De fait, parallèlement à son immense carrière de joueur pro (1969-1979), l’ancien meilleur demi-offensif de la NFL (National Football League) avait pris goût au cinéma. Une passion qui, à l’heure de sa retraite sportive, lui avait valu de se reconvertir à temps plein dans le métier d’acteur. Il avait ainsi, dans les années 80, enchaîné les seconds rôles dans des films d’action ou des comédies policières.
La comédie, dramatique en l’occurrence, c’est précisément ce qui semble se tramer ce vendredi 17 juin en soirée. Les moteurs V8 4,3 litres essence de 203 chevaux qui équipent à l’époque les Chevrolet Caprice 9C1 de la police ne sont clairement d’aucune utilité pour prendre Simpson en filature. Et pour cause, au volant, A.C. Cowlings évolue curieusement au ralenti, à 50 Km/h tout au plus.
Tour d'honneur puis..."Game Over"
Le public réuni en famille assiste ainsi, autour de burgers, de pizzas et de sodas, à une poursuite télévisée d’une lenteur jamais vue, une poursuite intense tout sauf fictive cependant. Elle va s’étirer sur la longueur, sur quelque 60 miles (80 à 90 km) et durer près de deux heures, jusqu’à 20 heures environ, jusqu’à ce que le mastodonte Ford de 2 tonnes ne finisse par rejoindre le domicile d’O.J. Simpson. Ce n’est qu’à ce moment-là que l’icône de la NFL consentira à se livrer aux autorités, sans résistance, après de longues négociations.
Il faut savoir qu’O.J. Simpson possédait également un Ford Bronco, quasiment une copie conforme. Mais au moment de cette cavale ubuesque, son propre Bronco avait déjà été confisqué et placé sous scellé par les enquêteurs. Ils avaient en effet découvert à bord des traces du sang des victimes et pu, par conséquent, confondre l’auteur présumé du crime.

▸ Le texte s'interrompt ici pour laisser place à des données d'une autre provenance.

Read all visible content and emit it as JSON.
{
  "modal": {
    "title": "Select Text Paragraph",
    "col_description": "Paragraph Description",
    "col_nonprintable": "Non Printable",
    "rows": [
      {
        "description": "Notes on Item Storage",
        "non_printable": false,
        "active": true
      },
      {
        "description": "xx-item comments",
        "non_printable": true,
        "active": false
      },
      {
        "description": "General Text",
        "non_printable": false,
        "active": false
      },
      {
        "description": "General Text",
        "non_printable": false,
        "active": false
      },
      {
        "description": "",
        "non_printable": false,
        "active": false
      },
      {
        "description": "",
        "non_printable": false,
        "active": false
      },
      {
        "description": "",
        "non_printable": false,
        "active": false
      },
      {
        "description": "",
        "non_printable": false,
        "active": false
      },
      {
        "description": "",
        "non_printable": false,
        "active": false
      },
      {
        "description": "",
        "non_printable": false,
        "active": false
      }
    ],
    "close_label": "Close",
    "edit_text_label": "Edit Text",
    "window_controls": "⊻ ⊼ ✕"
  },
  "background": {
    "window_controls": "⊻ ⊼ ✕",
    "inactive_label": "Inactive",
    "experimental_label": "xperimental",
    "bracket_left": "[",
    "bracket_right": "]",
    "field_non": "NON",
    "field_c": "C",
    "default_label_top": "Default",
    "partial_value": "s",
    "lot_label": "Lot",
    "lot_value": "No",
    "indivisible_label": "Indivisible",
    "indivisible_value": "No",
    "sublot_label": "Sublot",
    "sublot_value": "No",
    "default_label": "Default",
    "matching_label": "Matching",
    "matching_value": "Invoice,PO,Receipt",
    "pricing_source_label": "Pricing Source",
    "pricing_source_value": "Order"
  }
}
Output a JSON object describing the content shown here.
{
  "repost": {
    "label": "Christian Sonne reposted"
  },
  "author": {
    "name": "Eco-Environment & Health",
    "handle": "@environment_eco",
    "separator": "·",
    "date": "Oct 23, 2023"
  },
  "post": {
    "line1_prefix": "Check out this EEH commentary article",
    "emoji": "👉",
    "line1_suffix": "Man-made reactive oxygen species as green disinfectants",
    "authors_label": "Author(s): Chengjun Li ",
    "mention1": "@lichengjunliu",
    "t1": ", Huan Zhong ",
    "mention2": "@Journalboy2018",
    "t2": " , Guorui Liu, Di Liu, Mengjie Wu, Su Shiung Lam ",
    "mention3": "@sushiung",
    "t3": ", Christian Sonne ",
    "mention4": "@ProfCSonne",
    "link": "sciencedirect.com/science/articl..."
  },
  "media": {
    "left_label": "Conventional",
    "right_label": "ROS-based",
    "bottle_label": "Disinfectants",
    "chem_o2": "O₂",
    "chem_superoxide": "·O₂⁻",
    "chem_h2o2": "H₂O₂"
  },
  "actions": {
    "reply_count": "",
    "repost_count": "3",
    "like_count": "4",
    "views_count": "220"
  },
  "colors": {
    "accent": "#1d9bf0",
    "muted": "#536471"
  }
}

En 1995, après un procès fleuve de neuf mois archi-médiatisé, qui révélera des vices de procédures et sèmera le doute sur les preuves de culpabilité ciblant l’accusé, O.J. Simpson sera acquitté au pénal. Deux ans plus tard, il sera néanmoins reconnu coupable du double meurtre sur le plan civil et condamné à verser 33 millions de dollars aux familles des victimes.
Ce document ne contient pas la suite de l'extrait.